Unfortunately, research funding is controlled. Ask yourself how many cures special interest comes up with for any diseases? People haven’t a clue how this special interest controls research journals nor how funding isn’t approved for therapies being used at private clinics which insurance won’t pay for it. 87% of science is never published. We know healing requires various approaches, yet research never studies more than one treatment. We have brilliant researchers who don’t represent special interest and they won’t be funded. Special interest controls university research. I have read thousands of research papers and found almost everyone with promising results ends with needs more research, yet no more funding. Not one natural treatment is approved by three letter agencies. One needs to research Rockefeller medicine and they will see how the system was designed.

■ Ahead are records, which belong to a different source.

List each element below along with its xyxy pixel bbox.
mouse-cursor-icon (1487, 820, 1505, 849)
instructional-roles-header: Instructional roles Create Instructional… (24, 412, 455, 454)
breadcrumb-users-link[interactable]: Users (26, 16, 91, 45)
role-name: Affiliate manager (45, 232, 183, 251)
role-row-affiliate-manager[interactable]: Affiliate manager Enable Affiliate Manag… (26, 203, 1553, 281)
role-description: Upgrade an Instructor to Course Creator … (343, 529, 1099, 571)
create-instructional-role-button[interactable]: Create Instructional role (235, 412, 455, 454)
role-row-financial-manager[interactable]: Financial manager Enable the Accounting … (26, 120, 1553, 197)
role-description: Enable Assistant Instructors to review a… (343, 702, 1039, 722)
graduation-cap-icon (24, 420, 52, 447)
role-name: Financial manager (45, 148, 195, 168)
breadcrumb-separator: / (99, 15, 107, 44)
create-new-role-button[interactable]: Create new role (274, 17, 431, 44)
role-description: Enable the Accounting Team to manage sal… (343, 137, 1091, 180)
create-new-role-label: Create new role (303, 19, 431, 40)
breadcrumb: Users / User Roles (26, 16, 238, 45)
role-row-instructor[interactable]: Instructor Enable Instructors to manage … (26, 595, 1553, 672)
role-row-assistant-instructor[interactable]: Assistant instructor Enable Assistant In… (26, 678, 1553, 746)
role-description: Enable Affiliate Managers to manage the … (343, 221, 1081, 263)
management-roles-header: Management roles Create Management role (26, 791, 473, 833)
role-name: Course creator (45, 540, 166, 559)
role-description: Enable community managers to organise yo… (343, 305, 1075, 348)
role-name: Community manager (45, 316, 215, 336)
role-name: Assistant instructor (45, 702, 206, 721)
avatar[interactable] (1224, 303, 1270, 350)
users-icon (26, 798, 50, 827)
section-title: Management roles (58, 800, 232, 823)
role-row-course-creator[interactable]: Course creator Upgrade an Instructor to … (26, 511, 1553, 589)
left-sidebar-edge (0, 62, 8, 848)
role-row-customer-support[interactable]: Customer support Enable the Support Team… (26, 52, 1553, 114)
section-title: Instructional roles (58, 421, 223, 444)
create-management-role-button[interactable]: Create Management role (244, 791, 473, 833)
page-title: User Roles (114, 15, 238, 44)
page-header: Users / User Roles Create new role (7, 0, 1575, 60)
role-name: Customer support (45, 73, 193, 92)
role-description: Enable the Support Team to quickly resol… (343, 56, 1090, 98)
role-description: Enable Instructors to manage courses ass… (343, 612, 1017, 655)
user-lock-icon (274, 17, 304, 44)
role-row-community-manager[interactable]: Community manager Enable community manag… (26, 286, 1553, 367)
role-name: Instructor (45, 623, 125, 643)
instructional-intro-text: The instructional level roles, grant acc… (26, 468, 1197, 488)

I got cfs/me after experimental vaccines in the gulf. Many of us navy were 500 miles off the coast and not near land or took the meds or were exposed to nerve gas. My symptoms began within 24 hours after these shots. Research Dr Garth Nicolson and his credentials which exceed 99% of researchers. Research his name plus the terms weaponized mycoplasma. His science validated weaponized pathogens very difficult to test for, plus he verified in 4 independent labs. The blowback from his work was horrific and lives were ended. Read project day lily his book. He had nothing to gain and paid a severe price for helping many vets. He was awarded a honors seal team member after many cured soon after the gulf. A agency rigged test after he testified many times to Congress to discredit his findings.